Héctor conocía a todos los que estaban en ese cuarto y pensó que se trataba de una prueba de ingreso a la Policía Judicial.
“Yo ya sabía que ellos son unos pasados de lanza y las torturas a las que someten a la gente. Pero yo pensé que era una broma, una novatada, porque se supone que yo iba a ingresar a la Policía Judicial”, recuerda Casique en una entrevista realizada en julio pasado ante personal de Amnistía Internacional.
Unos meses antes, Héctor había negociado la compra de una plaza con el director de la Policía Judicial del estado, Arturo Olivares Mendiola, a quien le adelantó 75 mil pesos de los 150 mil que le costaría la incorporación como primer comandante de la PJ.
“Yo compré una plaza, pagué la mitad. Mendiola era mi íntimo amigo, nos íbamos a comer camarones, yo le daba cursos a sus escoltas; cuando les llegó el nuevo armamento, en enero de 2012, fuimos y probamos el nuevo armamento, y dimos cursos con el nuevo armamento.
“Le di 75 mil pesos a Mendiola para que me diera la plaza de primer comandante; él me dijo que de primer comandante no se iba a poder, pero que iba a ser jefe de sus escoltas. Y yo dije ‘ya está’. Pero pasó el tiempo y nunca pasó nada. Y cuando nos hicimos de palabras y lo amenacé con acusarlo con el procurador y con el subprocurador, como él sabía la relación que yo tenía con ellos, se paniqueó”, relata Casique en su testimonio ante Amnistía Internacional
Casique cree que el problema que tuvo con el jefe policiaco es el origen de que lo detuvieran, de que lo involucraran en un caso de homicidio, de que lo acusaran de pertenecer a Los Zetas y del tormento al que fue sometido.
Dentro de la oficina, los judiciales colocaron a Héctor volteado a la pared, le agarraron las manos por detrás, le sujetaron las muñecas y los brazos con una venda y luego le pusieron unas esposas.

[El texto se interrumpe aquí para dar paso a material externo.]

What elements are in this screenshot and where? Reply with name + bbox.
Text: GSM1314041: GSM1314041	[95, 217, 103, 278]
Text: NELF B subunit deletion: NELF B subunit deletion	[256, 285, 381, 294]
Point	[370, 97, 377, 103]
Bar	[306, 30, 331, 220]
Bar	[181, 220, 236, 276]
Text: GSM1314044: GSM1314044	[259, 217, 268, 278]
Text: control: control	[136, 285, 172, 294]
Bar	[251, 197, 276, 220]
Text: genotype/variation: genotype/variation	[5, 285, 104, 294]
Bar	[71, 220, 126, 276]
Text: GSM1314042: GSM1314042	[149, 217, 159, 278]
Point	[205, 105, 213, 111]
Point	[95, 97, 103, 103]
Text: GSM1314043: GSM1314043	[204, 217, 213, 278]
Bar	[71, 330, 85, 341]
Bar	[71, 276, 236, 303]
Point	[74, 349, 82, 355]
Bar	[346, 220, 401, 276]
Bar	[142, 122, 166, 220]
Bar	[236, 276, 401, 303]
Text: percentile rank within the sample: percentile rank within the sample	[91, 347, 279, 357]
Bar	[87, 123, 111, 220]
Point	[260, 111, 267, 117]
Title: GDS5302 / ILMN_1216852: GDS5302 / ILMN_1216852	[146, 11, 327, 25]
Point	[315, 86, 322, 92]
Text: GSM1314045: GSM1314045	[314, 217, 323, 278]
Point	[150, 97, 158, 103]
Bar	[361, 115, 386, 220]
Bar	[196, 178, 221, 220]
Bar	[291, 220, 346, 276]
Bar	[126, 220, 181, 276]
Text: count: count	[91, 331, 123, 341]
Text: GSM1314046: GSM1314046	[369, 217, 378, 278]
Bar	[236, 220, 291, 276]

Lo obligaron a hincarse y le colocaron una venda gruesa en la cabeza, tapándole los ojos. Unos minutos después, lo pararon para girarlo y quedar de frente a ellos, y le ordenaron que se volviera a hincar. Él preguntó por qué.
En ese momento comenzó la tortura.

El primer golpe que recibió fue una patada en la parte de atrás de la pierna derecha, que lo hizo caer al piso, hincado, frente a sus agresores.
-¿No que muchos huevos? -le gritó uno de los judiciales.
Después le dieron un segundo golpe, a dos manos, a manera de aplauso sobre sus oídos, que lo aturdió.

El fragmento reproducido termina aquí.